Friday, February 7, 2014

What I was in for

I was not prepared. I was not prepared to lose all sense of who I am for so many years or doubt every decision so completely that I gave up making choices entirely. I couldn't have imagined how intricately I would begin to criticize every human being's behaviors, including my own, and the height of standards I'd expect around children who notice everything and nothing like flipping an invisible switch. I was caught off guard by the mental water torture at the close of each day where every drop highlighted a short coming in the last 12 hours to the point that a once quite confident, borderline arrogant, woman would consider checking willingly in at the nearest mental facility. I was shaken to wake up years down the road and, looking back,  see the depression only after regaining some semblance of emotional stability. 

I had no idea, pre-motherhood, that when I judged a parent, based on their toddler's behavior, she was blaming herself as well and had no idea what to do having exhausted the gamut of sage advice and paperback solutions which all fail because three year-olds are innately insubordinate, boundary obliterating geniuses. I was also shocked at the vast ocean of competitive mother's and childless do gooder's opinions and unsolicited advice I'd have to stoically swallow for each "behavior" my little learning human would temporarily test. I could never have seen what I was in for and if I had, I wouldn't have chosen parenthood.

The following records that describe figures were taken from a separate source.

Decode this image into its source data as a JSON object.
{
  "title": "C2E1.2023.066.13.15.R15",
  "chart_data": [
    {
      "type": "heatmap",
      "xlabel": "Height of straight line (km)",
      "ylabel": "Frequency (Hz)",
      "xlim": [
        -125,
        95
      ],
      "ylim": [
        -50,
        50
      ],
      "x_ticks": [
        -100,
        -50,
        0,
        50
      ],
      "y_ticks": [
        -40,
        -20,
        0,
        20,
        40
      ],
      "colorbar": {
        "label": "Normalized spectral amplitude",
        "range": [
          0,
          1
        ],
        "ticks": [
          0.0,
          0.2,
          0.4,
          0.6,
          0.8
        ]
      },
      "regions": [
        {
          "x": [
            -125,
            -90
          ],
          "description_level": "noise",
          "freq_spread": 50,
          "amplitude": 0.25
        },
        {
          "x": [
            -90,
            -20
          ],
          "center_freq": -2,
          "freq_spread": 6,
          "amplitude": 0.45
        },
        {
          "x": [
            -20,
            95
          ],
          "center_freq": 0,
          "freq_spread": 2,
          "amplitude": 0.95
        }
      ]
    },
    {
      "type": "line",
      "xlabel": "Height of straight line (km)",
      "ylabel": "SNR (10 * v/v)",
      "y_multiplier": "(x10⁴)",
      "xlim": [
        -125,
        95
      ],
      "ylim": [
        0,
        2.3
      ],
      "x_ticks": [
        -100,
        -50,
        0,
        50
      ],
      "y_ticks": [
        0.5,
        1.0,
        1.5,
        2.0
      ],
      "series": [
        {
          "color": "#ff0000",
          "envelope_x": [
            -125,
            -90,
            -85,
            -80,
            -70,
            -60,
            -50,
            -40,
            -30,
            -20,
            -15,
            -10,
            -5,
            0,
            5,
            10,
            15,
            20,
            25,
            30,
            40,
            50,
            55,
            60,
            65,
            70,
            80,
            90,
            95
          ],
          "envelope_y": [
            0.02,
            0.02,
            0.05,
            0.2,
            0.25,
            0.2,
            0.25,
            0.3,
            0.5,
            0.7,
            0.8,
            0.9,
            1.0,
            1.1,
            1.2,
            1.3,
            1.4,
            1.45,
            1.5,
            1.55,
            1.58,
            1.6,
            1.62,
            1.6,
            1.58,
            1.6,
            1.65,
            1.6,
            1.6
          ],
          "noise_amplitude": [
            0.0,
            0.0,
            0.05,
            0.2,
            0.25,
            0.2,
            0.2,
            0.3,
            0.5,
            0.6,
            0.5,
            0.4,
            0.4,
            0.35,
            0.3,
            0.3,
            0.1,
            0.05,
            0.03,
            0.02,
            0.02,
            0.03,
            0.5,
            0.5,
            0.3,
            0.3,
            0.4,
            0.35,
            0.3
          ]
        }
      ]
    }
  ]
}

 Then, I'd have missed out on what what can only be considered insanity because that hardship is probably the biggest accomplishment into which I will ever unknowingly step. My kids have made me angrier, more helpless, violently humbled, and broken than any experience could have and in so doing, also forged within me a bigger portion of  strength, bravery, happiness, self assurance, and fulfillment than I could have found without them. In fact, before children I had no clue, even in the meeting of my husband, what love REALLY is. Because of these lessons, I am a better wife and friend since I know what suffering for those you love means. If you can endure screaming, stomping, smashing, embarrassing, unrelenting, selfishness for days on end and hover over their peacefully sleeping bodies willing to love and hold and kiss and provide for them again day after day you can handle most anything anyone else does to you - just as long as no one does anything to THEM!